第564話 流の災難と、内緒のアルバイト!? その㊶

「ラストハッピー賞が盗まれてしまったのですね…」

 満からの説明を聞いた結は、真剣な顔で呟いた。

「ああ、公園で梅川を待っていたら、いきなり水をぶっかけられたんだ。その後、差し出されたタオルで頭を拭いていたら、その間にレジ袋を盗まれたんだ」

 流が、満の説明を補足するように詳しく話す。        

「でもどうしてわざわざタオルを差し出したんだろう。水をかけたのなら、そのまま盗めばいいのに」

 梅川が、首を傾げながら言う。確かに、水をかけただけでも盗むための時間稼ぎはできるはずだ。 

「おそらく、目と手を封じるためでしょう」

 結の言い方に、満だけでなくまだ流に肩を掴まれたままだった少年も「え?」となる。

「…あ!髪や顔が濡れてしまっても、手で拭えばすぐ水をかけた犯人を見る事はできます。
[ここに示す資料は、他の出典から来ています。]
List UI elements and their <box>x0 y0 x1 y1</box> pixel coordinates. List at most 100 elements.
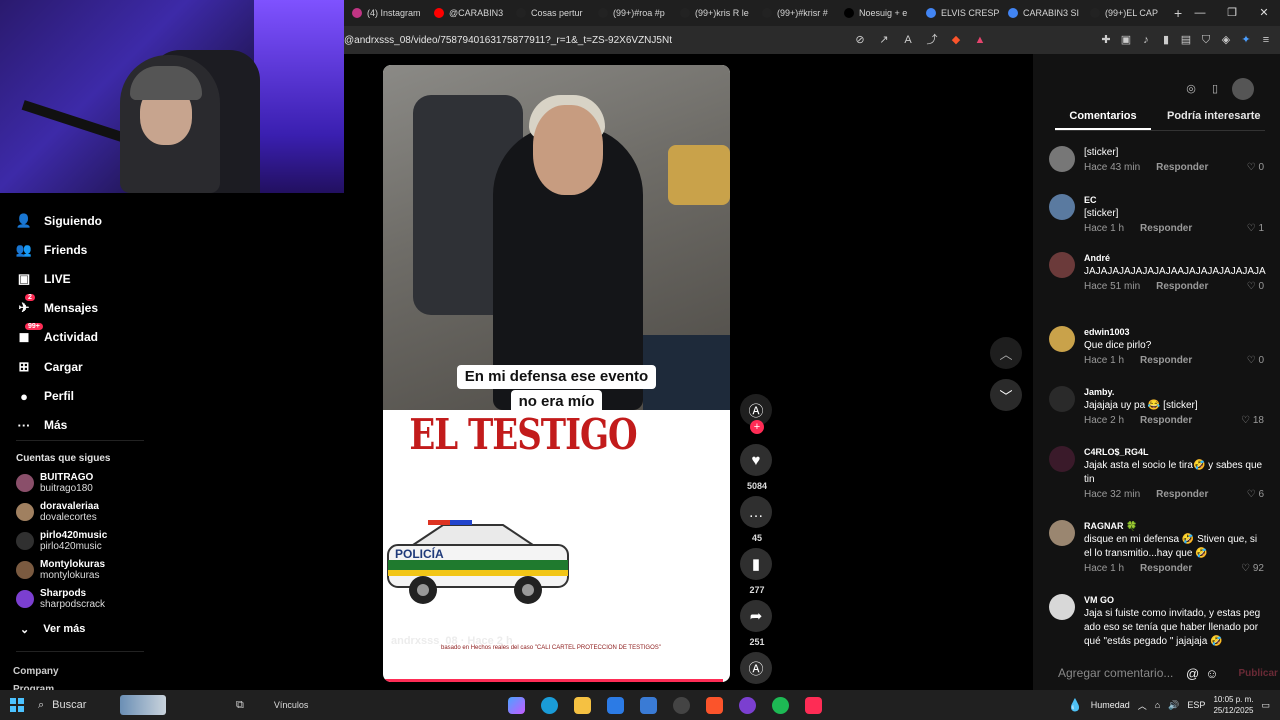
followed-account[interactable]: doravaleriaa dovalecortes <box>16 501 99 523</box>
music-icon[interactable]: ♪ <box>1140 34 1152 46</box>
spotify-icon[interactable] <box>772 697 789 714</box>
comment-username[interactable]: VM GO <box>1084 594 1264 607</box>
file-explorer-icon[interactable] <box>574 697 591 714</box>
menu-icon[interactable]: ≡ <box>1260 34 1272 46</box>
reply-button[interactable]: Responder <box>1156 162 1208 173</box>
browser-tab[interactable]: (99+)EL CAP <box>1082 0 1164 26</box>
screenshot-icon[interactable]: ▣ <box>1120 34 1132 46</box>
avatar[interactable] <box>1049 252 1075 278</box>
minimize-icon[interactable]: — <box>1184 0 1216 26</box>
comment-like-button[interactable]: ♡ 92 <box>1241 563 1264 574</box>
comment-username[interactable]: RAGNAR 🍀 <box>1084 520 1264 533</box>
sidebar-item-friends[interactable]: 👥 Friends <box>16 242 87 258</box>
share-button[interactable]: ➦ <box>740 600 772 632</box>
reply-button[interactable]: Responder <box>1140 355 1192 366</box>
discord-icon[interactable] <box>739 697 756 714</box>
compass-icon[interactable]: ◎ <box>1184 82 1198 96</box>
comment-like-button[interactable]: ♡ 1 <box>1247 223 1264 234</box>
reply-button[interactable]: Responder <box>1156 281 1208 292</box>
weather-icon[interactable]: 💧 <box>1068 698 1083 712</box>
avatar[interactable] <box>1049 446 1075 472</box>
sidebar-item-profile[interactable]: ● Perfil <box>16 388 74 404</box>
video-player[interactable]: En mi defensa ese evento no era mío EL T… <box>383 65 730 682</box>
extensions-icon[interactable]: ✚ <box>1100 34 1112 46</box>
shield-icon[interactable]: ◈ <box>1220 34 1232 46</box>
avatar[interactable] <box>1049 594 1075 620</box>
notifications-icon[interactable]: ▭ <box>1261 700 1270 711</box>
next-video-button[interactable]: ﹀ <box>990 379 1022 411</box>
browser-tab[interactable]: Noesuig + e <box>836 0 918 26</box>
browser-tab[interactable]: ELVIS CRESP <box>918 0 1000 26</box>
language-indicator[interactable]: ESP <box>1187 700 1205 710</box>
tab-comments[interactable]: Comentarios <box>1055 110 1151 130</box>
browser-tab[interactable]: (99+)#roa #p <box>590 0 672 26</box>
comment-username[interactable]: C4RLO$_RG4L <box>1084 446 1264 459</box>
store-icon[interactable] <box>607 697 624 714</box>
comment-like-button[interactable]: ♡ 0 <box>1247 355 1264 366</box>
brave-shield-icon[interactable]: ◆ <box>950 34 962 46</box>
obs-icon[interactable] <box>673 697 690 714</box>
tiktok-icon[interactable] <box>805 697 822 714</box>
comment-like-button[interactable]: ♡ 6 <box>1247 489 1264 500</box>
translate-icon[interactable]: A <box>902 34 914 46</box>
edge-icon[interactable] <box>541 697 558 714</box>
avatar[interactable] <box>1049 194 1075 220</box>
reply-button[interactable]: Responder <box>1140 563 1192 574</box>
network-icon[interactable]: ⌂ <box>1155 700 1160 710</box>
links-toolbar[interactable]: Vínculos <box>274 700 309 710</box>
phone-icon[interactable]: ▯ <box>1208 82 1222 96</box>
sidebar-item-live[interactable]: ▣ LIVE <box>16 271 71 287</box>
sidebar-item-upload[interactable]: ⊞ Cargar <box>16 359 83 375</box>
brave-icon[interactable] <box>706 697 723 714</box>
restore-icon[interactable]: ❐ <box>1216 0 1248 26</box>
comment-like-button[interactable]: ♡ 0 <box>1247 281 1264 292</box>
taskbar-search[interactable]: ⌕ Buscar <box>38 695 228 715</box>
comment-input[interactable]: Agregar comentario... <box>1058 666 1183 680</box>
copilot-icon[interactable] <box>508 697 525 714</box>
url-field[interactable]: @andrxsss_08/video/7587940163175877911?_… <box>344 35 844 46</box>
video-hashtags[interactable]: #mrstiventc #pirlo #fyp #viral <box>391 659 529 670</box>
save-button[interactable]: ▮ <box>740 548 772 580</box>
followed-account[interactable]: Montylokuras montylokuras <box>16 559 105 581</box>
clock[interactable]: 10:05 p. m. 25/12/2025 <box>1213 694 1253 716</box>
like-button[interactable]: ♥ <box>740 444 772 476</box>
browser-tab[interactable]: (99+)#krisr # <box>754 0 836 26</box>
followed-account[interactable]: pirlo420music pirlo420music <box>16 530 107 552</box>
browser-tab[interactable]: @CARABIN3 <box>426 0 508 26</box>
browser-tab[interactable]: CARABIN3 SI <box>1000 0 1082 26</box>
leo-icon[interactable]: ✦ <box>1240 34 1252 46</box>
previous-video-button[interactable]: ︿ <box>990 337 1022 369</box>
avatar[interactable] <box>1049 146 1075 172</box>
wallet-icon[interactable]: ▤ <box>1180 34 1192 46</box>
sidebar-toggle-icon[interactable]: ▮ <box>1160 34 1172 46</box>
mail-icon[interactable] <box>640 697 657 714</box>
clips-button[interactable]: Ⓐ <box>740 652 772 684</box>
browser-tab[interactable]: Cosas pertur <box>508 0 590 26</box>
open-external-icon[interactable]: ↗ <box>878 34 890 46</box>
avatar[interactable] <box>1049 326 1075 352</box>
browser-tab[interactable]: (99+)kris R le <box>672 0 754 26</box>
browser-tab[interactable]: (4) Instagram <box>344 0 426 26</box>
rewards-icon[interactable]: ▲ <box>974 34 986 46</box>
comment-like-button[interactable]: ♡ 18 <box>1241 415 1264 426</box>
publish-button[interactable]: Publicar <box>1238 668 1277 679</box>
emoji-icon[interactable]: ☺ <box>1205 666 1218 681</box>
volume-icon[interactable]: 🔊 <box>1168 700 1179 711</box>
sidebar-item-more[interactable]: ··· Más <box>16 417 68 433</box>
tab-interesting[interactable]: Podría interesarte <box>1167 110 1261 130</box>
vpn-icon[interactable]: ⛉ <box>1200 34 1212 46</box>
comment-username[interactable]: EC <box>1084 194 1264 207</box>
user-avatar[interactable] <box>1232 78 1254 100</box>
see-more-link[interactable]: ⌄ Ver más <box>20 623 85 636</box>
sidebar-item-following[interactable]: 👤 Siguiendo <box>16 213 102 229</box>
avatar[interactable] <box>1049 520 1075 546</box>
sidebar-item-activity[interactable]: ◼ 99+ Actividad <box>16 323 98 345</box>
video-progress-bar[interactable] <box>383 679 730 682</box>
comment-username[interactable]: Jamby. <box>1084 386 1264 399</box>
followed-account[interactable]: BUITRAGO buitrago180 <box>16 472 93 494</box>
comment-username[interactable]: André <box>1084 252 1264 265</box>
close-icon[interactable]: ✕ <box>1248 0 1280 26</box>
task-view-icon[interactable]: ⧉ <box>236 699 244 712</box>
sidebar-item-messages[interactable]: ✈ 2 Mensajes <box>16 294 98 316</box>
footer-company-link[interactable]: Company <box>13 666 59 677</box>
だけど、タオルを差し出せは反射的に顔を拭いてしまうので、その間タオルがで周りが見えなくなってしまうのです」

 結の推測に、満達は「なるほど!」と声を出した。

「さらに頭や顔を拭いていたら、手にタオルを持っているので、とっさに他のものを掴むことが出来なくなるんです。もし他のものを掴もうとしたら、一度タオルを離さなければ、それを掴むことは出来ませんから」

 さらなる推測に、満と流と梅川は納得した。わざわざタオルを差し出したのは、確実にレジ袋を盗むための計画的な時間稼ぎだったのだ。

「そのタオルは、どうしました?」

 結からの質問に、流は「慌てて追いかけたので、公園に置いてきてしまった」と答えた。